NFL Wire News

NFL owners meetings: Relocation discussed, but no decision


The Sports Xchange

NEW YORK — A year ago, a sizable media crowd flocked to the Conrad Hotel in downtown Manhattan to hear Commissioner Roger Goodell speak about the rash of criminal behavior in the NFL and how the league intended to fix the problem.

This year, crime and punishment were not the main topics at the annual fall owners meetings, which concluded Wednesday at the Waldorf Astoria Hotel, mere blocks from the league’s Park Avenue headquarters.

The main topic of the meetings was the possibility of franchise relocation to Los Angeles. Los Angeles has not had an NFL team since the Rams left for St. Louis and the Raiders departed for Oakland in 1995. Further meetings about relocation for the San Diego Chargers, Rams and Raiders will happen in January if not later after the topic was discussed extensively Wednesday without resolution.

“I think obviously there are two potential solutions in Los Angeles,” Goodell said during a 21-minute press conference. “I think it’s very positive that we have the two alternatives. We have three teams that are interested that have been struggling to get stadiums built in their own communities for not just several years but decades and that’s something that there’s a recognition it has to get resolved.

“I think the ownership was very thoughtful today. They expressed obviously a great deal of concern to the communities where these teams are playing now and wanting to continue to be there and be successful long-term but also recognizing that we need to find long-term solutions here. I think there’s also interest in being back in the entertainment capital of the world. We have to do that right and there’s a process.”

Even with that topic being at the forefront of the meetings and representatives from each team making presentations, no final decisions were made and are not expected to take place until January at the earliest and possibly after the Super Bowl.

“Our timeline and planning for at least 12 months is to enable a January decision,” NFL executive vice president Eric Grubman said. “What that means is to be able to put all the things in place that the league and the clubs can have an effect or an influence on and to bring those variables, bring that information, bring that analysis.”

Once relocation is put up for a vote and gets the 24 required votes, the league can discuss other components of the move such as temporary stadium arrangements and relocation fees.

“Nothing for sure right now, we got to take a vote and see what the result is,” Pittsburgh Steelers owner Dan Rooney said. “I think there will be a vote.”

Each of the teams considering a move to Los Angeles has a previous connection to the second biggest city in the country.

The Rams played in Anaheim Stadium until 1994 when they were moved by former owner Georgia Frontiere to St. Louis.

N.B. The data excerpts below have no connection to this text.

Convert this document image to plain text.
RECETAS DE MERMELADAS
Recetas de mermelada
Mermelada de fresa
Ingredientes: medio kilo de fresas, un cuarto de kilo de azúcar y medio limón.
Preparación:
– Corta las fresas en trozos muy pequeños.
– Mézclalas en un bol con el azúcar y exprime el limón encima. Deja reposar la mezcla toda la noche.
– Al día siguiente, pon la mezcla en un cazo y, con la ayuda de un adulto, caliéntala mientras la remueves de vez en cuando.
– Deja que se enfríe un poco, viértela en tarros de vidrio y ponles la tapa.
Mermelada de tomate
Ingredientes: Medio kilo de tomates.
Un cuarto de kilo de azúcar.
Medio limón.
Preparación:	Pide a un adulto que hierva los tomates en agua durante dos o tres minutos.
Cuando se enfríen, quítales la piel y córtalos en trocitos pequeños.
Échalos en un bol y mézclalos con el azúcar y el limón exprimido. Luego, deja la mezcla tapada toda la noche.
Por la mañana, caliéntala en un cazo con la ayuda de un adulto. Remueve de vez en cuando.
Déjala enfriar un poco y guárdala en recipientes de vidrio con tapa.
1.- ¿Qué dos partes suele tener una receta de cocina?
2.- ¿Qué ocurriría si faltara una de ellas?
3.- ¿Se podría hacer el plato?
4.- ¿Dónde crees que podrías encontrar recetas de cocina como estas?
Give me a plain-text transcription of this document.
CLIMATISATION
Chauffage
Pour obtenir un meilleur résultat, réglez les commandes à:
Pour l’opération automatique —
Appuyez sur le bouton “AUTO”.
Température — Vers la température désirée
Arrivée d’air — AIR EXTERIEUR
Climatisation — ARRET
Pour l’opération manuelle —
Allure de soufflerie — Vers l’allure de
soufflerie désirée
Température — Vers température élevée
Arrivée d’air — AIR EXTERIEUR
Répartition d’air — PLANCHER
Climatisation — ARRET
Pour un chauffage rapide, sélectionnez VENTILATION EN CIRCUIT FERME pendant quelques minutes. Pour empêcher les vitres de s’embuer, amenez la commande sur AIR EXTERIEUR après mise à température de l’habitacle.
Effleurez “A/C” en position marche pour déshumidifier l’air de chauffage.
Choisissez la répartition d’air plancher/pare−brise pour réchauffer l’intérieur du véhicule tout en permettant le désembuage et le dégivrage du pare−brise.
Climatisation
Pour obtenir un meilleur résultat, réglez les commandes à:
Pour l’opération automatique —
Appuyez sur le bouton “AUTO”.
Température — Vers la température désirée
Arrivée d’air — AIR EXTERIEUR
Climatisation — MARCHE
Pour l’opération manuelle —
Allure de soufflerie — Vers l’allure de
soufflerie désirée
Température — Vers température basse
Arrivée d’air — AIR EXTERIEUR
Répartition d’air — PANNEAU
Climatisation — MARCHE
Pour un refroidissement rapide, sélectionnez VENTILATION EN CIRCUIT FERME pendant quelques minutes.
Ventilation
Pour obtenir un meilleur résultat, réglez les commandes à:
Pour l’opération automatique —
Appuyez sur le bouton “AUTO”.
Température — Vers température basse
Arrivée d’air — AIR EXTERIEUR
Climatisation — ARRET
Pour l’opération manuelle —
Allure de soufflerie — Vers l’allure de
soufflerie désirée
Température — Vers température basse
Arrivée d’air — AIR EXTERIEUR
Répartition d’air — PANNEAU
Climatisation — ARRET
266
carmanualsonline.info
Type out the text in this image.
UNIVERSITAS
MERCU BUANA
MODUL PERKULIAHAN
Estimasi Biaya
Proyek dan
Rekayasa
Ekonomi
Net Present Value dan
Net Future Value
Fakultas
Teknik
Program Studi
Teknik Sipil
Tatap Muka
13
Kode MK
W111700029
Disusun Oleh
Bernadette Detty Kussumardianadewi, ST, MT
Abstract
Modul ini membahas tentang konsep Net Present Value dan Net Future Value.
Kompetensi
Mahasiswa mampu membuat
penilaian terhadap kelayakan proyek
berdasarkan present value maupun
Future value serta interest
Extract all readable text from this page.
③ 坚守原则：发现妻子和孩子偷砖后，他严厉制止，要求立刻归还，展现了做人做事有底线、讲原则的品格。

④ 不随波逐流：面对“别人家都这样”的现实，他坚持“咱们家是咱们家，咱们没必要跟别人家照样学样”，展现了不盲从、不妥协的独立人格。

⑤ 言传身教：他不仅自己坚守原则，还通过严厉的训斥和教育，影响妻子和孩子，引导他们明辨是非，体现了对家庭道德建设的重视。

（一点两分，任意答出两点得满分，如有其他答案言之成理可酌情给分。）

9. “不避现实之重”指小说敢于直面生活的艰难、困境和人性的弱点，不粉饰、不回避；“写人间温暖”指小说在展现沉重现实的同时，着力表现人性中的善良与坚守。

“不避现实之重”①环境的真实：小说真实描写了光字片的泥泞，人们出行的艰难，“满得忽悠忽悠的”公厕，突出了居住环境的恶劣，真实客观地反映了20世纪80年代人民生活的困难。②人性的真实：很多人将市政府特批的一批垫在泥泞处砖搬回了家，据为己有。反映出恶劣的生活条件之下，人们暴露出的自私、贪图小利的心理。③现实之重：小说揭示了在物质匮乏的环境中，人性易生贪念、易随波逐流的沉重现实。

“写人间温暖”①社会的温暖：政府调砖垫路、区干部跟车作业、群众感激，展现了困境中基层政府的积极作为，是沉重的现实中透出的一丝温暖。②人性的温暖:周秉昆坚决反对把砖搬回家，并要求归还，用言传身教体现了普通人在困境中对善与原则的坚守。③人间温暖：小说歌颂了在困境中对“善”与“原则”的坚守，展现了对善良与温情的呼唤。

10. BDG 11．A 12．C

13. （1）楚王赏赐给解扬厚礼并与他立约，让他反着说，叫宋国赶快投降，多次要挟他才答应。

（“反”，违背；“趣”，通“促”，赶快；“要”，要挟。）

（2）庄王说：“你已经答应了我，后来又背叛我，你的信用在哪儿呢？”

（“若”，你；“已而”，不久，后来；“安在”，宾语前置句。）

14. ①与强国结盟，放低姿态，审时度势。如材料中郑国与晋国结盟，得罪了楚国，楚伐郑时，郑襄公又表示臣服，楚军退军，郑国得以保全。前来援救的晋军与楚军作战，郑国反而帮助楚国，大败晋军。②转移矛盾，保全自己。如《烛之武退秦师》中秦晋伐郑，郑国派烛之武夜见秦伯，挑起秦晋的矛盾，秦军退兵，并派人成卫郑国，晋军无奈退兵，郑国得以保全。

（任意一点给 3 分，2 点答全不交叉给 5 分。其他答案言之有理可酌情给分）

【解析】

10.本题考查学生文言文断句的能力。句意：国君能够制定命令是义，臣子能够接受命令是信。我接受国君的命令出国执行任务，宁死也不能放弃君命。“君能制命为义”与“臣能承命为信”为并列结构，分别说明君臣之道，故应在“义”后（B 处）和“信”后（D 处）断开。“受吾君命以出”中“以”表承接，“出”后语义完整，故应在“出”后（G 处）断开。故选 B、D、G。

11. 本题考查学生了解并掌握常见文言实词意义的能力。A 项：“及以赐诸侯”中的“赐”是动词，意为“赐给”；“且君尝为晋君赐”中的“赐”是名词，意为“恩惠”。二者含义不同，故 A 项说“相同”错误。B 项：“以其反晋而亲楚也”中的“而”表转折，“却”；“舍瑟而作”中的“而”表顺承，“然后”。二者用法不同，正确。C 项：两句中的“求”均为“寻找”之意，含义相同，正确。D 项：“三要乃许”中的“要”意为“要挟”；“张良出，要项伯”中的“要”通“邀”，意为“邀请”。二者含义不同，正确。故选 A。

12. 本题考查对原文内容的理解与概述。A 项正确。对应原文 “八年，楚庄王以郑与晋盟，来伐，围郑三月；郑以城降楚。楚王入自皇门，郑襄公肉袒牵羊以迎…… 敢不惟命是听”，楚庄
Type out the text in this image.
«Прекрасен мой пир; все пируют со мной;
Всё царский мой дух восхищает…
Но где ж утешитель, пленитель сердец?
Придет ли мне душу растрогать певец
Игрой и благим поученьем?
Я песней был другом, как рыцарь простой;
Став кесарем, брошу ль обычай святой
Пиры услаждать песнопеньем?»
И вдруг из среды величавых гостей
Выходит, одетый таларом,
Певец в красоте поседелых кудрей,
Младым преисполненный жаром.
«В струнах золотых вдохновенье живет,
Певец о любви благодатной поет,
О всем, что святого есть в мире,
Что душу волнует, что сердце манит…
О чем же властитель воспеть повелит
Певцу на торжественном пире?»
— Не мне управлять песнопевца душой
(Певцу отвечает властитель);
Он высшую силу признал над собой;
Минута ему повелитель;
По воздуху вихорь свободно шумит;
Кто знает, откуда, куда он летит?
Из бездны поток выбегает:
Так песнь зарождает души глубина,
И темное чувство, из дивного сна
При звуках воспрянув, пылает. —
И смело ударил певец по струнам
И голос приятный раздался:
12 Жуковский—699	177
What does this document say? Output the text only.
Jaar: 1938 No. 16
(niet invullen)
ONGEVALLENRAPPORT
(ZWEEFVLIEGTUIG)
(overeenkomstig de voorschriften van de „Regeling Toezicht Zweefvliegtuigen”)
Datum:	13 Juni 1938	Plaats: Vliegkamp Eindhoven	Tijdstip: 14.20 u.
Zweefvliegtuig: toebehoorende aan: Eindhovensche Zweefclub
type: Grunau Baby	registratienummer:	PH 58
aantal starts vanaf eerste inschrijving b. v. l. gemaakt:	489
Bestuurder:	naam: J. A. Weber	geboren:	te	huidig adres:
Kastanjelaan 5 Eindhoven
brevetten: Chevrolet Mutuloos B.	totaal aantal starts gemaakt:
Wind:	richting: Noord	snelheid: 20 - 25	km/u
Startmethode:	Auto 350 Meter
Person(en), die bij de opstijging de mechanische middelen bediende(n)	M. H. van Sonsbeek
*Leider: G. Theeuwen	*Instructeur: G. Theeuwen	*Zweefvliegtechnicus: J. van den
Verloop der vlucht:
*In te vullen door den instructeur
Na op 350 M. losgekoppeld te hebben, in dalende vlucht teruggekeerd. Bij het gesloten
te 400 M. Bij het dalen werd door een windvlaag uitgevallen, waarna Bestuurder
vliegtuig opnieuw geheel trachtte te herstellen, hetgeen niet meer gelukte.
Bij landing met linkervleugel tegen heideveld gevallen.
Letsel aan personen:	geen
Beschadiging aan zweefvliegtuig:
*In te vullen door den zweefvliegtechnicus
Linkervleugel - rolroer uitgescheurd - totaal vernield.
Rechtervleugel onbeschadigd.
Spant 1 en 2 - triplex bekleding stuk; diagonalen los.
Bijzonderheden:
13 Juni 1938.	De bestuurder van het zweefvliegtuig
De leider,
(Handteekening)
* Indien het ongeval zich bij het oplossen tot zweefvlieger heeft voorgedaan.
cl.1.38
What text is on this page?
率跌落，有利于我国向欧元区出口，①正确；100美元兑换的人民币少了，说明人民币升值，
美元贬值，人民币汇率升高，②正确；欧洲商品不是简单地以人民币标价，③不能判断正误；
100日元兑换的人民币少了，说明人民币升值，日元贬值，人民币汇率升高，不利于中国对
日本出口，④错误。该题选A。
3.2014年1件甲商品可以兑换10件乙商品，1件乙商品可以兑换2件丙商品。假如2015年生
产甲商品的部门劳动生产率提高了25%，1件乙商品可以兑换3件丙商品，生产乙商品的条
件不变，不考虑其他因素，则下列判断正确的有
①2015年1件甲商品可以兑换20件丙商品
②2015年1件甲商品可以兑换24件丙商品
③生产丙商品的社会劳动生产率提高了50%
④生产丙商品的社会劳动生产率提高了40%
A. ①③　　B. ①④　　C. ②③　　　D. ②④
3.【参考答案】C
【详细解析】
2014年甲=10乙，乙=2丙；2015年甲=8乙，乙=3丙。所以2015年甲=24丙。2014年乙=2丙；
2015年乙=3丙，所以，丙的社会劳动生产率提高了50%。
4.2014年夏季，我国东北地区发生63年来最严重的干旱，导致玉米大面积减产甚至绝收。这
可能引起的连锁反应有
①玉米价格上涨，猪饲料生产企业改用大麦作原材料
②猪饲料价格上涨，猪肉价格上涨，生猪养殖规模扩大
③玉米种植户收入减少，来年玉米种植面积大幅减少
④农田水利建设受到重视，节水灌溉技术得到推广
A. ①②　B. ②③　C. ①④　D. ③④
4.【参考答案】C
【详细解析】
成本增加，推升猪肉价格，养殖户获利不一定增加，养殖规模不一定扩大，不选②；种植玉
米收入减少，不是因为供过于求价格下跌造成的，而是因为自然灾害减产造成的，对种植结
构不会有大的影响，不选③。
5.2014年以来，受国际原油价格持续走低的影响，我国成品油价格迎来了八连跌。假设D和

The team was purchased in 2010 by Stan Kroenke.

Kroenke bought the team despite owning the NBA’s Denver Nuggets and NHL’s Colorado Avalanche and was approved unanimously and passed ownership to his son Josh.

In January, Kroenke partnered with Stockbridge Capital group to develop a new stadium in Inglewood, Calif., the former home of the Los Angeles Lakers and Los Angeles Kings. Kroenke purchased roughly 60 acres of land near the Forum with an estimated purchase price of $90 million to 100 million.

Kroenke’s desire to return the Rams to Los Angeles continued on the same day National Car Rental agreed to a 20-year, $158 million naming rights deal on a future football stadium in St. Louis that is not connected to the team. It also happened on the same day the league approved transfer of the Nuggets and Avalanche to his son Josh

The Chargers are looking into moving to Carson, Calif., as part of a potential stadium sharing agreement with the Oakland Raiders, who moved from Los Angeles following the 1994 season. The proposed Chargers stadium is roughly 15 miles south of downtown Los Angeles and is on the former site of a landfill near the intersection of two freeways.

Last month, the Chargers missed a deadline set by San Diego to have some type of deal in place for a new stadium. Had they reached a deal, it would have been placed on ballots in January.

Missing the deadline came shortly after elected officials in San Diego announced plans for a $1.1 billion stadium, which had $350 million in public funding.

The Chargers spent one season in Los Angeles before moving to San Diego in 1961. They have been owned by Dean Spanos since 1984, have played in Qualcomm Stadium since 1967 and have been the facility’s loan tenant since the Padres moved to PETCO Park in downtown San Diego in 2004.

Since leaving Los Angeles, the Raiders have shared the same facility with the Oakland Athletics, who have struggled for several years to get a stadium of their own in the Bay Area. Oakland is the only city where baseball and football teams share a stadium, something that was a common practice throughout the 1960s, 1970s, and 1980s and into portions of the 1990s.